Once a person has learned musical patterns from his or her musical environment, those patterns are given names so that they can be known and used to knowledgeably listen to, perform, and respond to music. We call the notes by solfege names, and we call durations by rhythm syllable names. We call pitch sequences chords, scales or intervals and further refine our naming with words like major and minor, dorian and mixolydian. When we are able to associate these names with musical sounds, then our hearing and performing of them becomes more accurate, musical, and expressive.
Yesterday, one of my first grade classes was singing the song, “Ebeneezer Sneezer.” The song is useful for teaching solfege, because it ascends the do major scale one phrase at a time, and then ends with a quick descending scale. I heard that re and la were out of tune, whereas the other pitches were sung accurately. I stopped them and told them those notes were not correct, and then had them sing the song using solfege. Because they had a grounding of doing tonal patterns with solfege, they immediately sang accurately what they were unable to sing accurately singing the lyrics. I then told them to sing the lyrics, but think about the solfege while they sang, connecting the two. On their first attempt, the inaccuracies were corrected. The mind connected the patterns learned with solfege (after learning them on a neutral syllable) with the notes in the song, even when the solfege was no longer being sung. That is the power in a name; it makes information applicable and usable.

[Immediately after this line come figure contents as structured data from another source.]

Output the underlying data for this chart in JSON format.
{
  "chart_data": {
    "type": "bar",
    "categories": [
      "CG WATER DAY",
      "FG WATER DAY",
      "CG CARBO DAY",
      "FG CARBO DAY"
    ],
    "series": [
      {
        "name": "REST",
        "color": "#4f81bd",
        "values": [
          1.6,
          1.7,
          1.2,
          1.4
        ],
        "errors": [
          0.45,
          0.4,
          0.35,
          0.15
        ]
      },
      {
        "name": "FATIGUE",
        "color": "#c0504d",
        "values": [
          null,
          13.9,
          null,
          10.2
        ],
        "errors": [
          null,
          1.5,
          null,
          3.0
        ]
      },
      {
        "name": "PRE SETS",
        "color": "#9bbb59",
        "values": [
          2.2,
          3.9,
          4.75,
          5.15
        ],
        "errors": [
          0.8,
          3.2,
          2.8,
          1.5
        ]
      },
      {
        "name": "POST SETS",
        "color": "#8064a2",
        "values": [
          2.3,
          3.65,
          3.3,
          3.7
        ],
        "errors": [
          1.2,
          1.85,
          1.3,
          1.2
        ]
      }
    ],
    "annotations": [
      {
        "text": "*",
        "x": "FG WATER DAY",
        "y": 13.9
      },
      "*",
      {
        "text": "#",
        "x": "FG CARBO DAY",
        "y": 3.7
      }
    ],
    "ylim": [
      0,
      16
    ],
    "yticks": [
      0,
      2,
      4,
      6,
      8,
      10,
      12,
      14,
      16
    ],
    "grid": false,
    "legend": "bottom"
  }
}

Here is another example, this time one with rhythm. I had taught my third graders the song, “Too Ra Loo.” They have proficiency in sight singing but they were not familiar with the rhythm of dotted eighth and sixteenth. I wrote the melody on the board, and had them quietly sight sing it, concentrating on the pitches. Their goal was to “name that tune.” After a few incorrect attempts, four children almost at once recognized the song. The class sang the song, and then I drew attention to the dots and sixteenth note beams on most of the pairs of notes beamed together. I reminded them of the rhythm of four sixteenths, and had them sing it with the rhythm syllables “du-ta-de-ta.” Then I told them that the dotted eighth and sixteenth rhythm was simply the first and last syllable, “du___ta.” That wonderful “ah-ha” look appeared on most of the faces, and they immediately were able to connect the rhythm they had already been singing, to the notation they were now seeing. The connection came through a name,”du___ta,” which in turn was understood by connecting it to another name, du-ta-de-ta.”
The amount of information we process while performing music from standard music notation is immense and remarkable. A novice can easily be overwhelmed by the sheer volume of data that must be cognitively handled. Only by organizing that data into comprehensible structures, patterns, and groups can a person hope to become accomplished at music reading. Luckily, most of that organizing and processing happens subconsciously, or else the very act would hopelessly bog us down. But knowing that processing is occurring, and teaching music in such a way that music can be understood in the way our brains naturally make order of our world, is essential to effective music teaching.